Les projets de méthanisation se heurtent parfois à des oppositions locales. Une communication bien en amont et des échanges réguliers permettent pourtant de créer une relation de confiance et de limiter les tensions.
« La méthanisation est une activité assez récente et la question de l'acceptabilité sociale n'est pas toujours abordée avec méthode par les acteurs », regrette Constant Delatte, dirigeant de Quelia, entreprise spécialisée dans l'accompagnement des projets d'énergies renouvelables. Ce qui peut braquer les habitants et nourrir des oppositions. « Aujourd'hui, les projets se multiplient et on a l'impression que les oppositions augmentent », constate Claire Ingremeau, chargée de mission pour le Club Biogaz de l'Association technique énergie environnement (ATEE). Pour y voir plus clair et aider les porteurs de projet, l'association mène justement une étude sur le sujet.

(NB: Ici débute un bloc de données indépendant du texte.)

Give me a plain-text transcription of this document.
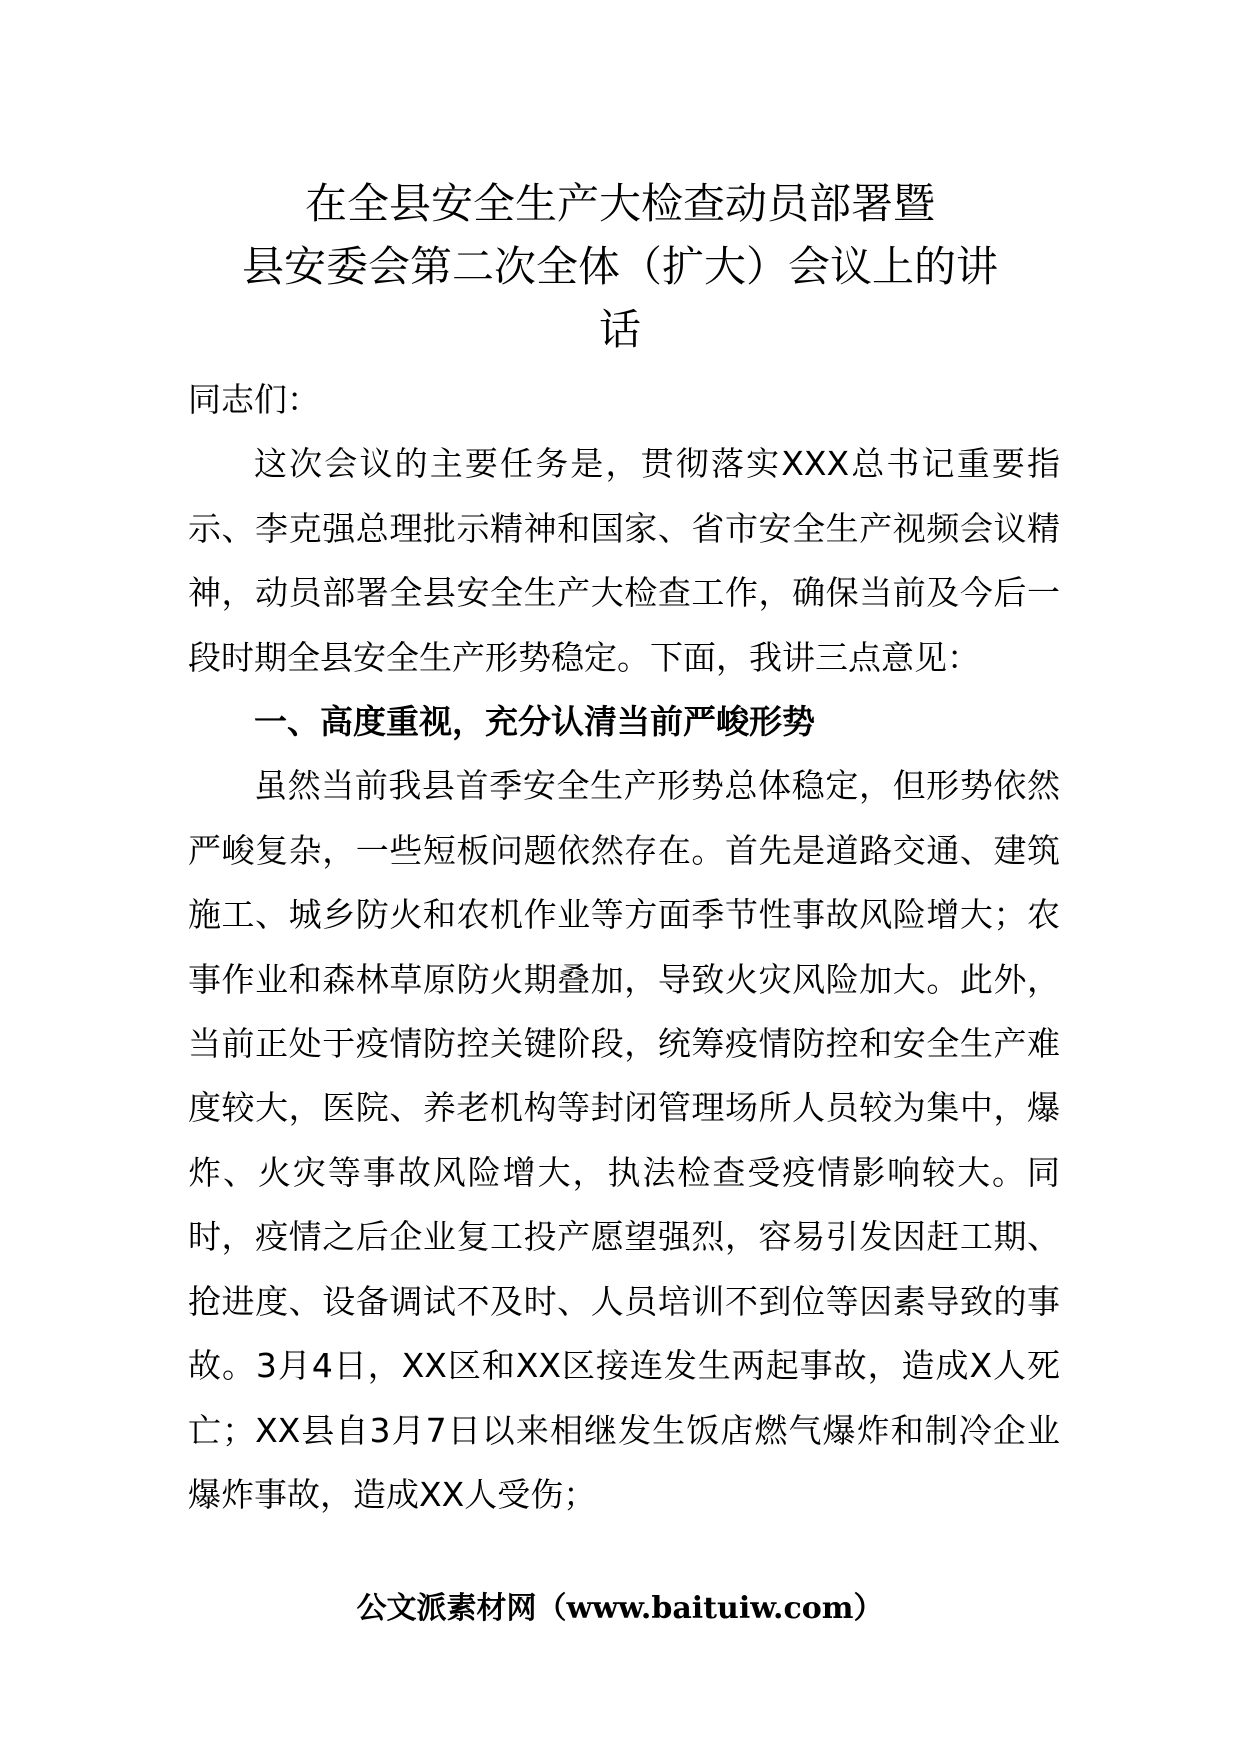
在全县安全生产大检查动员部署暨
县安委会第二次全体（扩大）会议上的讲
话

同志们：

这次会议的主要任务是，贯彻落实XXX总书记重要指示、李克强总理批示精神和国家、省市安全生产视频会议精神，动员部署全县安全生产大检查工作，确保当前及今后一段时期全县安全生产形势稳定。下面，我讲三点意见：

一、高度重视，充分认清当前严峻形势

虽然当前我县首季安全生产形势总体稳定，但形势依然严峻复杂，一些短板问题依然存在。首先是道路交通、建筑施工、城乡防火和农机作业等方面季节性事故风险增大；农事作业和森林草原防火期叠加，导致火灾风险加大。此外，当前正处于疫情防控关键阶段，统筹疫情防控和安全生产难度较大，医院、养老机构等封闭管理场所人员较为集中，爆炸、火灾等事故风险增大，执法检查受疫情影响较大。同时，疫情之后企业复工投产愿望强烈，容易引发因赶工期、抢进度、设备调试不及时、人员培训不到位等因素导致的事故。3月4日，XX区和XX区接连发生两起事故，造成X人死亡；XX县自3月7日以来相继发生饭店燃气爆炸和制冷企业爆炸事故，造成XX人受伤；

公文派素材网（www.baituiw.com）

À l'heure actuelle, seuls quelques projets ont été abandonnés suite à des oppositions locales. D'après une étude menée par l'Ademe auprès des porteurs de 73 projets, 64 % n'ont pas rencontré d'opposition, 11 % en ont rencontré et 25 % ne se sont pas prononcés. L'agence a aussi demandé les raisons de l'arrêt de 38 projets. Seuls deux projets ont été bloqués suite à l'opposition locale. Marc Bauzet, directeur associé de Naskeo Environnement donne des chiffres similaires : « Sur nos dix installations déjà réalisées et les vingt en projet, nous avons reçu, dans neuf cas sur dix, un fort soutien local. Si elles existent, les oppositions se manifestent dès le départ. Elles sont souvent portées par une dizaine de personnes, rarement plus. » Néanmoins, l'arrivée d'un projet de méthanisation suscite toujours de nombreuses interrogations de la part de la population. « Il n'y a pas d'opposant par nature à la méthanisation. Les riverains voient arriver un projet qu'ils ne comprennent pas bien, se renseignent et peuvent ensuite devenir opposants », nuance Constant Delatte. La méthanisation est en effet un phénomène peu connu. Le mot « biogaz » peut faire craindre un risque d'explosion et la notion de « déchets », très négative, renvoie aux nuisances olfactives. Le collectif de riverains Logebeg Degaz contre le méthaniseur de Bannalec (Finistère) y ajoute d'autres critiques : « Des problèmes d'hygiène, si le métha-niseur est alimenté avec des carcasses, la pollution de l'eau par les nitrates, l'appauvrissement des terres, la décote de l'immobilier et la proximité avec des habitations. » Et certains comportements peuvent exaspérer les riverains, par exemple apprendre l'existence des projets par la presse.
Il est donc essentiel de communiquer directement pour instaurer un climat de confiance. Cette démarche n'est toutefois pas systématique, car la seule obligation légale est l'enquête publique, qui prévoit la mise à disposition d'un pavé technique à la mairie pendant un mois. « Ce processus n'est pas adapté au contexte actuel. Les acteurs comme les syndicats d'eau et les associations de consommateurs veulent participer aux décisions publiques qui influencent l'environnement », souligne Constant Delatte. La concertation peut prendre plusieurs formes, les plus courantes étant des réunions publiques, un site internet et des groupes de travail thématiques. Par exemple, les porteurs du projet d'Oudon (75 agriculteurs en Pays-de-la-Loire) ont dans un premier temps tenu un stand sur une foire locale pour présenter la démarche. « Ils ont touché près de 800 personnes et recueilli les avis des riverains », se souvient Paola Orozco-Souël, qui a animé la concertation. La fondatrice de Courant Porteur, spécialisé dans le conseil sur les projets de développement durable, souligne que la réunion publique organisée quelques semaines plus tard, en
octobre 2013, a réuni 400 personnes. « C'est beaucoup. Habituellement, ces réunions rassemblent une centaine de personnes ». De janvier à juin 2014, un comité local de suivi s'est ensuite réuni quatre fois et les habitants ont pu y exprimer leurs craintes. À l'issue de chaque réunion, des engagements ont été actés, par exemple la mise en place d'un comité « nez » pour se pencher sur le risque d'odeurs. Ces échanges permettent d'instaurer une confiance réciproque, même s'il n'y a pas de recette miracle. Pour aider les acteurs sur des projets parfois très différents, l'enquête menée par le Club Biogaz débouchera sur des propositions d'actions. « Nous organisons un séminaire sur ce thème le 24 novembre. Après avoir identifié les besoins, nous pourrions par exemple rédiger, d'ici 2015 à 2016, des guides, des retours d'expériences ou encore un point sur les obligations réglementaires », envisage Claire Ingremeau.